Annoying yes, but not the end of the world.  What happens when you boost savings, is that you increase productivity so the amount that you save comes back to you in higher wages.  OK, people go from -2% savings to 5%.  Moderately annoying, but no one is going to starve, and that money is going to come back to you.  You save 5%, a factory gets built, you get a higher paying job.

Take your 401(k), people were assuming 10% growth, now assume 3-5%.  The numbers that come out are somewhat ugly, but they aren’t disastrous.  What will cause massive financial disasters to most people is if they lose their jobs for an extended period of time.  If you are typical and the return on your pension goes from 10% to 5%, it’s ugly, but not the end of the world.

For most people under 55, if you are out of work for a year, then it is the financial end of the world.  Imagine what happens to you if you lose your job for three years.  You are never going to bounce back, so this is why it’s vital to get people back to work, because most people under 55 people have personal financial situations in which even if you have a massive boom after three years of unemployment, it’s not going to be of any help to you.

And God help you if you get sick during those three years.  Without fundamental changes in the social system, if you get hit by a car while unemployed, you are going to be in poverty for the rest of your life.

I don’t see anyone trying to revive the corpse.  If you disagree, go to a bank and try to get a subprime mortgage today.  The money and effort being spent involves burying the corpse, which can be frightfully expensive.

There is this very popular notion that in order to get something you have to undergo a lot of pain.  What that ignores is that you can undergo a lot of pain, and still get nothing.  I’m extremely skeptical of the idea that just because an idea is painful, you end up getting some benefit out of it.  It has something to do with Stalin, Mao, and the Great Leap Forward.  In the 1950’s, Chinese were told that if they sacrificed for the common good, there would be a few years of pain and then this economic boom.  So there was a lot of pain and then nothing.

So when someone says “you have to go through this pain to get to the boom” I’m really skeptical because I’ve heard that before.  There is also the early-1990’s when you had large number of people saying that Russia would boom and China would stagnant because Russia was taking strong medicine whereas China was not.  Things didn’t work out that way.  The first thing I ask, is “is this pain *really* necessary and if it is then what are the ways that we can reduce the pain?”

Also if you talk about getting rid of the old system and going for this wonderful new system, I keep thinking “wasn’t that what Mao and Stalin promised?”  OK, you claim you are different.  That’s fine.  Explain to me how you’ll end up with a boom, and give me numbers.  How much needs to be sacrifices, for how long, and at what point do you throw up your hands and say, well maybe I was wrong about what the problem is, and we need to do something different.

If what you propose will have me accept a 5% return on my 401(k) and a 5-10% tax increase if I hit the jackpot and make more than $250K, that’s fine.  Annoying, yes, but survivable.
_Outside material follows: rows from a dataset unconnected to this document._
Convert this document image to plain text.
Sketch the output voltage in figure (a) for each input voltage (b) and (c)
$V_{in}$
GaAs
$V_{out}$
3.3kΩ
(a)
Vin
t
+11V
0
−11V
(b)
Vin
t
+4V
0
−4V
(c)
If what you propose has me out of work for two years, at which point I lose my house and savings, and have no insurance, then this will not work because I’m busted even if the economy comes roaring back, and if you multiply me by fifty million, I don’t see how the economy is *ever* going to recover.
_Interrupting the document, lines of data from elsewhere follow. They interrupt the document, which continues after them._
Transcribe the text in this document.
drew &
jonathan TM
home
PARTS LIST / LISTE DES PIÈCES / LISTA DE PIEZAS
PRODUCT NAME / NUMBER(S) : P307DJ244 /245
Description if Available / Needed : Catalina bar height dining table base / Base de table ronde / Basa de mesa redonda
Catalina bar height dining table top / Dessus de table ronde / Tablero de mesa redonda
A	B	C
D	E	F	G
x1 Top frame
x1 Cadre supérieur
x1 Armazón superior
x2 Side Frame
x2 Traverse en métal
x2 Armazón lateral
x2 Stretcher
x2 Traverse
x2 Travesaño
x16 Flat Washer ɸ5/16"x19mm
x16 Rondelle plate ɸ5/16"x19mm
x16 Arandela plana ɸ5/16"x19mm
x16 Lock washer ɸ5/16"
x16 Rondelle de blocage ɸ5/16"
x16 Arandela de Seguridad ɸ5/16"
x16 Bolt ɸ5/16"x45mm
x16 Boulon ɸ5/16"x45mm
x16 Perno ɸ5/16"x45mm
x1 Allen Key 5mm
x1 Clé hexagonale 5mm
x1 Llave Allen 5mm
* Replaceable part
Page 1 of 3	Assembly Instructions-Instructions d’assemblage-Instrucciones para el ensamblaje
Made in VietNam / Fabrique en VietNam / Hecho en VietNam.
Also, this plan has another big, big problem.  If I lose my job for two years, I’m wiped out.  The ex-CEO’s of Bear Stearns, Lehman Brothers, General Motors, AIG, Citigroup, and Enron all can survive two years without a job or health insurance.  If you blow up the economy for two years and then you have a massive boom, I’m going to be in poverty for the rest of my life.  They aren’t, because they have enough money in the bank so that two years without work or health insurance is a vacation, and so a bust then boom is going to benefit them, not me.

If the choice is between is between two years of hell followed by a boom, and Japanese style zero-growth economic stagnation then I vote for zero-growth stagnation, and so will most people.  If this doesn’t work for you (and it doesn’t work for me), then come up with another choice.